Tempo perso

Costeggio la strada e, un poco alla volta, oltre la rete, la familiare figurina prende forma. È la signora Malinpeggio che, nell’orto, devotamente annaffia le sue piantine. Una scena a me ben nota e tuttavia, questa volta, le mie acutissime facoltà mentali colgono qualcosa di strano nel comportamento della signora e mi decido a rivolgerle la parola. «Signora...»

«Che cosa c’è? Non vede che ho da fare?»

«Lo vedo, appunto. È questo che mi sembra strano. Lei sta innaffiando...»

«A lei non la si fa, eh? Sherlock Holmes, al suo confronto, è un dilettante».

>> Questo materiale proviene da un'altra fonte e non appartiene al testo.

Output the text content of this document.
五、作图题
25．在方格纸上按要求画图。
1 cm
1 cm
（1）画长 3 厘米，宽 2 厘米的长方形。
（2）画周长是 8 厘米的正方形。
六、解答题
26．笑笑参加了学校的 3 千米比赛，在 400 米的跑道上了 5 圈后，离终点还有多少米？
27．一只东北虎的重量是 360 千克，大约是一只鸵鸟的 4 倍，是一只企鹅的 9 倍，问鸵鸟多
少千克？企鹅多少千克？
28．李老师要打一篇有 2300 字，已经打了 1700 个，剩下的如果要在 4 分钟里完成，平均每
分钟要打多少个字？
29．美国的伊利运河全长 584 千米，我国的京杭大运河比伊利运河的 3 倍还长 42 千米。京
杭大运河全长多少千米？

«Non faccia finta di niente, signora! Lei sta innaffiando proprio mentre, dopo tanti giorni di siccità, finalmente piove e temporaleggia. Non le sembra fatica sprecata?»

«Tutt’altro! Sto coltivando».

«Come dice?»

«Dico che sto coltivando. Non l’orto, si capisce. Ma un’abitudine. A quest’ora io innaffio sempre: perché quattro gocce dovrebbero impedirmelo?»

«Ma...»

«Ma, niente. Lo so che voi capelloni disprezzate le abitudini, le considerate una trappola, una schiavitù e tante altre sciocchezze ancora».

«Ma è vero! Le abitudini ci fanno prigionieri..»

«Prigioniero sarà lei, caro il mio teddy boy. Alla mia età l’abitudine diventa un rito».

«Questa me la deve spiegare».

«È presto detto. Alla mia età il tempo corre ancora più in fretta che alla sua. Ce l’ha insegnato Einstein che il tempo è relativo, anche se quello zuccone pensava alla velocità della luce e a fesserie del genere. Il tempo è invece relativo all’età. Alla mia età corre e solo le abitudini lo rallentano».

«Davvero?»

«Certo! È scientificamente provato. Prenda il nostro caso. Mentre innaffiavo sola soletta mi sentivo eterna, fuori dal tempo, felice. Poi è arrivato lei con le sue chiacchiere e guardi quanto tempo mi ha già fatto perdere!»